Petitioners assert that the additional basis that would allow them to take further deductions for corporate losses can be found in the discharge of indebtedness "income" of the corporation in 1993. They assert that this discharge of indebtedness is an "item[] of income" (26 U.S.C. 1366(a)(1)(A)) which increases their basis in the corporate stock (under 26 U.S.C. 1367(a)(1)(A)) even though, for the reasons described above, Section 108(a) of the Code expressly states that this is "not" an item of income. Petitioners thus claimed additional deductions in an amount equivalent to their allocable share of the corporation's debt-discharge amount during 1993. Pet. App. 4a.

The Commissioner of Internal Revenue determined that petitioners were not entitled to increase their stock basis by the discharge of indebtedness that was "not" an item of income under Section 108 of the Code. The Commissioner therefore disallowed the claimed deductions and asserted deficiencies in tax against petitioners for the 1993 taxable year. Pet. App. 4a-5a.

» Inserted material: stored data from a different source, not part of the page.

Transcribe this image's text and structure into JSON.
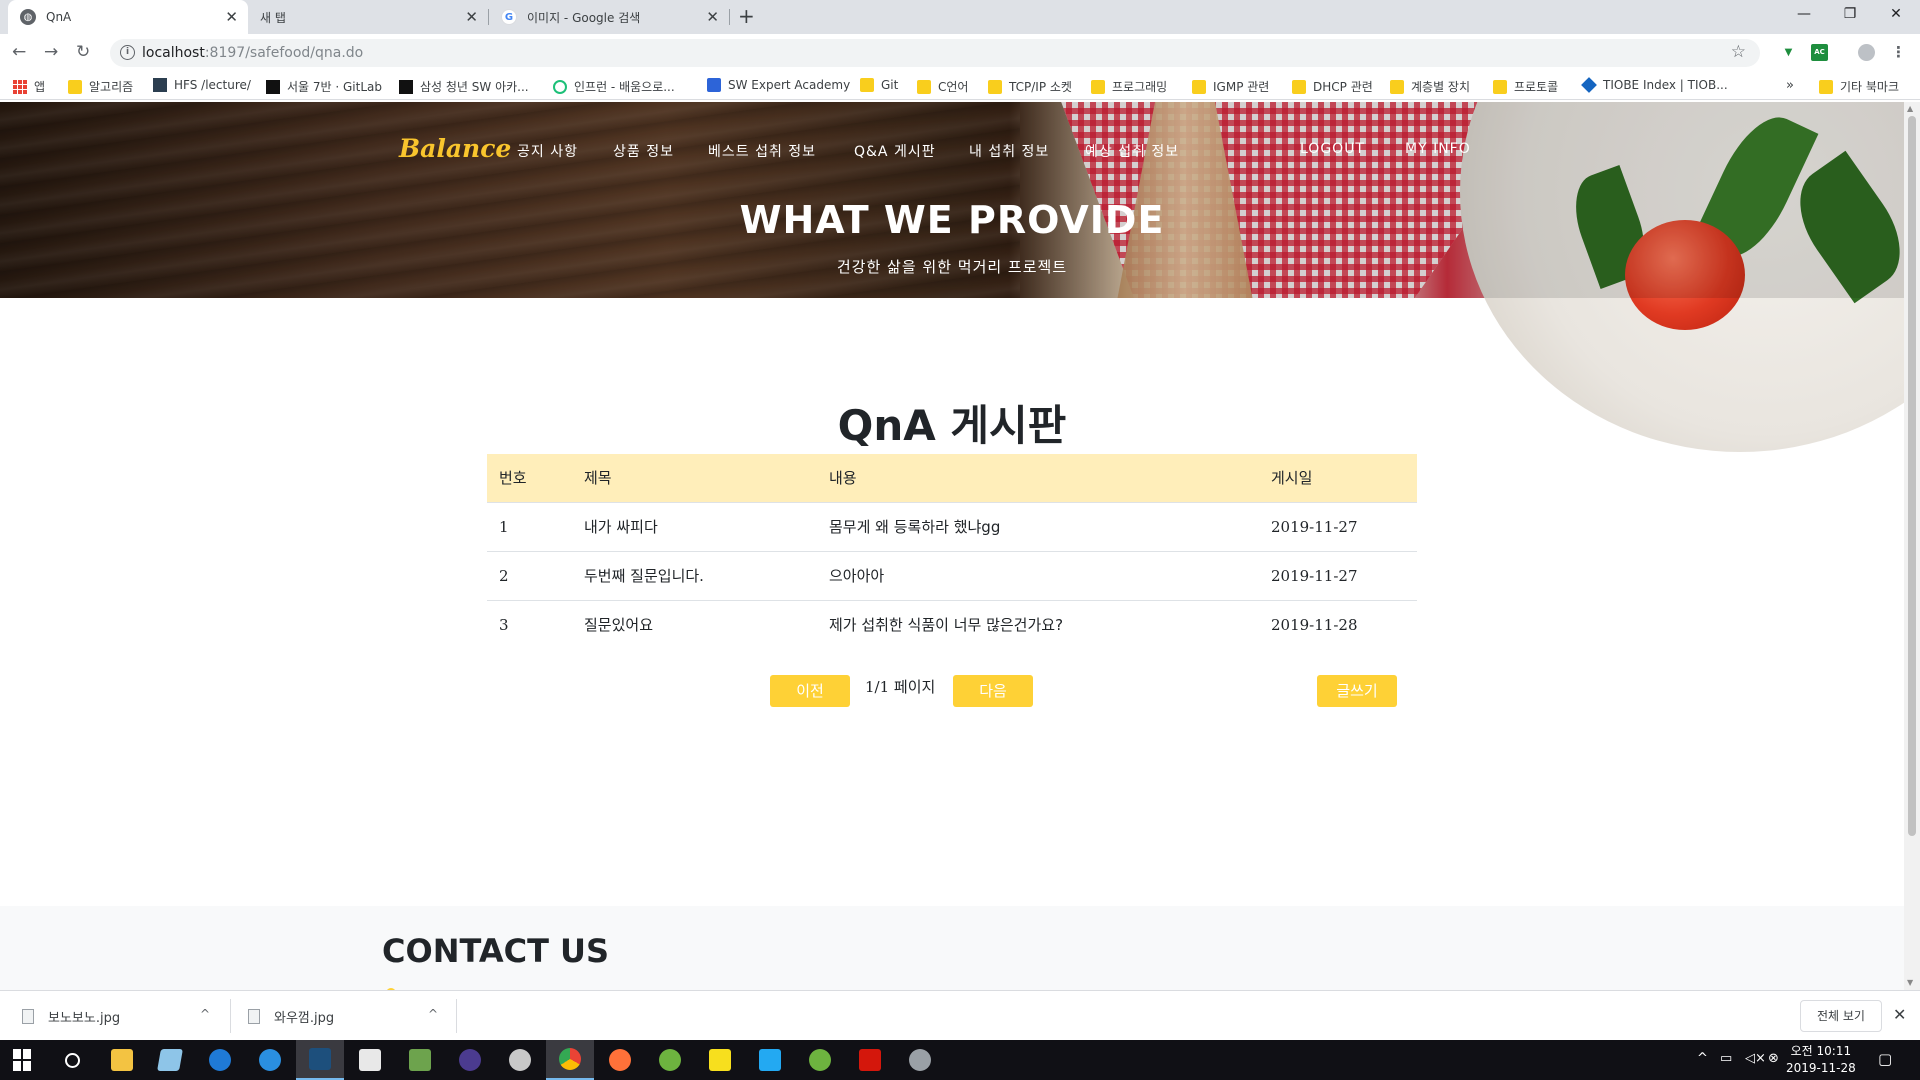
{
  "browser": {
    "tabs": [
      {
        "title": "QnA",
        "active": true
      },
      {
        "title": "새 탭",
        "active": false
      },
      {
        "title": "이미지 - Google 검색",
        "active": false
      }
    ],
    "new_tab_symbol": "+",
    "window_controls": {
      "minimize": "—",
      "restore": "❐",
      "close": "✕"
    },
    "url_host": "localhost",
    "url_path": ":8197/safefood/qna.do",
    "bookmarks": [
      {
        "label": "앱",
        "icon": "apps-grid-icon"
      },
      {
        "label": "알고리즘",
        "icon": "folder-icon"
      },
      {
        "label": "HFS /lecture/",
        "icon": "hfs-icon"
      },
      {
        "label": "서울 7반 · GitLab",
        "icon": "gitlab-icon"
      },
      {
        "label": "삼성 청년 SW 아카...",
        "icon": "ssafy-icon"
      },
      {
        "label": "인프런 - 배움으로...",
        "icon": "inflearn-icon"
      },
      {
        "label": "SW Expert Academy",
        "icon": "swea-icon"
      },
      {
        "label": "Git",
        "icon": "folder-icon"
      },
      {
        "label": "C언어",
        "icon": "folder-icon"
      },
      {
        "label": "TCP/IP 소켓",
        "icon": "folder-icon"
      },
      {
        "label": "프로그래밍",
        "icon": "folder-icon"
      },
      {
        "label": "IGMP 관련",
        "icon": "folder-icon"
      },
      {
        "label": "DHCP 관련",
        "icon": "folder-icon"
      },
      {
        "label": "계층별 장치",
        "icon": "folder-icon"
      },
      {
        "label": "프로토콜",
        "icon": "folder-icon"
      },
      {
        "label": "TIOBE Index | TIOB...",
        "icon": "tiobe-icon"
      }
    ],
    "bookmarks_overflow": "»",
    "other_bookmarks": "기타 북마크"
  },
  "site": {
    "brand": "Balance",
    "nav": [
      "공지 사항",
      "상품 정보",
      "베스트 섭취 정보",
      "Q&A 게시판",
      "내 섭취 정보",
      "예상 섭취 정보",
      "LOGOUT",
      "MY INFO"
    ],
    "hero_title": "WHAT WE PROVIDE",
    "hero_subtitle": "건강한 삶을 위한 먹거리 프로젝트"
  },
  "board": {
    "title": "QnA 게시판",
    "columns": [
      "번호",
      "제목",
      "내용",
      "게시일"
    ],
    "rows": [
      [
        "1",
        "내가 싸피다",
        "몸무게 왜 등록하라 했냐gg",
        "2019-11-27"
      ],
      [
        "2",
        "두번째 질문입니다.",
        "으아아아",
        "2019-11-27"
      ],
      [
        "3",
        "질문있어요",
        "제가 섭취한 식품이 너무 많은건가요?",
        "2019-11-28"
      ]
    ],
    "prev_label": "이전",
    "page_info": "1/1 페이지",
    "next_label": "다음",
    "write_label": "글쓰기"
  },
  "contact": {
    "title": "CONTACT US"
  },
  "downloads": {
    "files": [
      "보노보노.jpg",
      "와우껌.jpg"
    ],
    "show_all": "전체 보기",
    "close": "✕"
  },
  "taskbar": {
    "time": "오전 10:11",
    "date": "2019-11-28"
  },
  "colors": {
    "accent": "#fed136",
    "table_header": "#ffeeba",
    "brand": "#f9c52d"
  }
}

2. Petitioners filed a petition in Tax Court to contest the Commissioner's determinations. The Tax Court held that the discharge of the corporation's indebtedness did not increase petitioners' basis in the corporate stock and that the claimed deductions were therefore properly denied. Pet. App. 35a-36a. In reaching that conclusion, the court relied on its reviewed decision in Nelson v. Commissioner, 110 T.C. 114 (1998), aff'd, 182 F.3d 1152 (10th Cir. 1999), in which the court unanimously held that an amount excluded from an insolvent Subchapter S corporation's gross income under Section 108 does not increase a shareholder's basis in the corporate stock. Pet. App. 35a-36a.2

3. The court of appeals affirmed. Pet. App. 1a-29a. In doing so, however, the court stated that it disagreed with the conclusion reached by the Tax Court in Nelson and the Tenth Circuit in Gitlitz v. Commissioner, 182 F.3d 1143 (1999), cert. granted, 120 S.Ct. 1830 (2000), "that [cancellation of debt] income is not income within the meaning of § 1366(a)(1)(A) and thus does not pass through to the shareholders and increase the basis of their shares." Pet. App. 23a-24a. Instead, in upholding the disallowance of the claimed deductions, the court adopted the reasoning of the Seventh Circuit in Witzel v. Commissioner, 200 F.3d 496 (2000), petition for cert. pending, No. 99-1693. The court concluded that petitioners' stock basis was not increased because "the corporation must determine its net operating losses and suspended operating losses for the year of discharge and reduce those attributes by the amount of [debt-discharge] income realized." Pet. App. 23a. The court concluded that, because the amount of the net operating losses involved in this case was "completely offset" by the amount of the discharged debt (id. at 24a), none of the losses flowed through to the shareholders "to use as deductions on their 1993 returns and the Tax Court's disallowance of the deductions is affirmed." Id. at 25a.

DISCUSSION

This case presents the same question presented in Gitlitz v. Commissioner, No. 99-1295, in which this Court heard oral argument on October 2, 2000. The petition in this case should therefore be held and disposed of as appropriate in light of the Court's disposition of Gitlitz.

CONCLUSION

The petition for a writ of certiorari should be held and disposed of as appropriate in light of the Court's disposition of Gitlitz v. Commissioner, No. 99-1295.

Respectfully submitted.

 

SETH P. WAXMAN
Counsel of Record

OCTOBER 2000

1 The losses incurred by the corporation which petitioners were unable to deduct because they had exhausted their basis in the stock of the corporation are described as "suspended" losses and are carried into future years. They may be deducted in future years only if the shareholder acquires a basis in the stock to apply against them. 26 U.S.C. 1366(d)(2).

2 The Tax Court also held that another Subchapter S corporation in which petitioners Gary and Larry Asher were shareholders was not entitled to a bad debt deduction for amounts advanced to Four A Corporation. Pet. App. 42a-44a. That holding was affirmed by the court of appeals (id. at 25a-28a) and is not challenged in the petition for a writ of certiorari.